Как же непредсказуема судьба! И как она любит над нами посмеяться…
— Ты мне тогда не понравился, — заявляет Ева.
— Ты мне тоже.
— Еще бы! Я же тебя обстреляла шариками от дартса. А хотела стрелами… Тебе еще повезло. Скажи спасибо.
— Спасибо.
Ева вскакивает, лезет в холодильник. Изучает его содержимое.
Я тоже поднимаюсь. Сам не знаю, зачем.
— Там ничего не выросло, — говорю я. — У меня еды побольше. Пойдем ко мне.
Ева оборачивается. Смотрит на меня внимательно. Изучающе.
Я тоже ее изучаю. Мои глаза сами собой ныряют в вырез ее халата. Который немного распахнулся, обнажив шелковую кожу. В опасной близости от соблазнительных зефирок.
Блин.
Со мной творится какая-то неведомая фигня. Я не просто хочу ее. У меня что-то вроде острого приступа неконтролируемого желания.
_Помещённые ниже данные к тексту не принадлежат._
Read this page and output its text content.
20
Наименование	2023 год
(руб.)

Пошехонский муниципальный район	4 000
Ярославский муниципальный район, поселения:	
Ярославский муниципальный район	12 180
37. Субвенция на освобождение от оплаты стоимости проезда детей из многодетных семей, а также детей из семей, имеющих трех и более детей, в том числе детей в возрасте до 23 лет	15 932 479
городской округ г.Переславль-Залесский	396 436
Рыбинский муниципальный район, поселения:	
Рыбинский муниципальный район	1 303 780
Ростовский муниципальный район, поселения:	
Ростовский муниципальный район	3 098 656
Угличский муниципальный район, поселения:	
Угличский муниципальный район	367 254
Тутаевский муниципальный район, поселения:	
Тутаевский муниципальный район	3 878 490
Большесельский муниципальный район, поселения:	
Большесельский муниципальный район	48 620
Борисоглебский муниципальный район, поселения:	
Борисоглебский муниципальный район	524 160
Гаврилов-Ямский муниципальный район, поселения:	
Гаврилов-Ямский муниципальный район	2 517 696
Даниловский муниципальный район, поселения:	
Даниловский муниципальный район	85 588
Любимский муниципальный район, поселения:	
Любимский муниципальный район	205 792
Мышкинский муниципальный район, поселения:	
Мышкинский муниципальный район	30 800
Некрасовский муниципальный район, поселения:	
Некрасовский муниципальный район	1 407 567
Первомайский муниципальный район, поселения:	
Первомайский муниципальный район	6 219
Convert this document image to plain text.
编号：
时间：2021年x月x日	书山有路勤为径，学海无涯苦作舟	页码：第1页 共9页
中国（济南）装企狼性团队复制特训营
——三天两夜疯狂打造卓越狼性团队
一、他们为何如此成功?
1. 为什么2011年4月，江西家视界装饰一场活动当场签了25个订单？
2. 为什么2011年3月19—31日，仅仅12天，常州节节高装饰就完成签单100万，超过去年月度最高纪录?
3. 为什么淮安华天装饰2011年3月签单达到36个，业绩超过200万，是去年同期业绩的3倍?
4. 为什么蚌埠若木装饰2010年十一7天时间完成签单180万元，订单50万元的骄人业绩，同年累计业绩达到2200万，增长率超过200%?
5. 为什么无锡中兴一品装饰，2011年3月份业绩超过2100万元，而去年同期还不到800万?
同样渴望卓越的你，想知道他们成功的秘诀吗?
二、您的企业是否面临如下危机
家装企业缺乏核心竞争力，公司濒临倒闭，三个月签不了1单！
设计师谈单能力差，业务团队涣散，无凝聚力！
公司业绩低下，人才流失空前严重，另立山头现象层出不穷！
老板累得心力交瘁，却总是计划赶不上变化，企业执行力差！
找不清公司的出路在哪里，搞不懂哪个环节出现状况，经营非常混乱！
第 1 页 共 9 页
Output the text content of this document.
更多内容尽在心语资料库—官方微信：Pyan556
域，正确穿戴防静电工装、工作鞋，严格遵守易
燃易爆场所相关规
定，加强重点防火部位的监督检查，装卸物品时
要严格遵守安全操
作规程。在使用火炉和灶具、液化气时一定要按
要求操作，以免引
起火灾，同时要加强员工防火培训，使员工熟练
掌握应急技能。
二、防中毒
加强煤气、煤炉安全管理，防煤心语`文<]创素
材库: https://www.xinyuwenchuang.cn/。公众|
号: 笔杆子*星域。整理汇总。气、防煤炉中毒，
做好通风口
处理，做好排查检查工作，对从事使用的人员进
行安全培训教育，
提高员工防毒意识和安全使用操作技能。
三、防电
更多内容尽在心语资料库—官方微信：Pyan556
Тело напряглось, почти до судорог. Натянулось, как струна. Во всех конечностях пульсирует адреналин и что-то еще.
Сумасшедшее и безбашенное.
В какой-то момент мои конечности перестают мне подчиняться. Ноги делают резкий шаг к Еве. Руки тянутся к ней. Одна к талии, вторая — к шее.
А губы… губы уже предвкушают восхитительный вкус…
Но в последнюю секунду я беру под контроль взбесившиеся части тела. И не целую Еву. Вместо этого я делаю очень странную вещь — прикасаюсь пальцами к ее носу.
— Холодный, — сообщаю я.
— И что? — недоумевает Ева.
— Ничего. Нос холодный, значит, здорова, — я выкручиваюсь, как могу.
— Я же не собака! — дуется Ева.
— К козам это тоже относится.
— Сам ты козел!
— Нет. Я другого вида.
К сожалению.
— Баран? Осел? — Ева выдвигает догадки. — А, нет. Ты же индюк.
Я молчу. Понимаю, к чему она клонит… К Рите.
— Да, я индюк, — соглашаюсь я. — Я того самого вида. Не твоего.
— Я как-то видела индюка, — произносит Ева. — Жопа веером, сопля под носом… Вылитый ты.
Смешно. Реально, смешно.
Но я не смеюсь.
— Ладно, я пойду.
— Иди. И не думай, что граница теперь открыта, — зло фырчит моя козочка. — Я закрою дверь на ключ.
Очень на это надеюсь! Дверь надо не просто закрыть, ее надо заложить кирпичами. Иначе я за себя не отвечаю.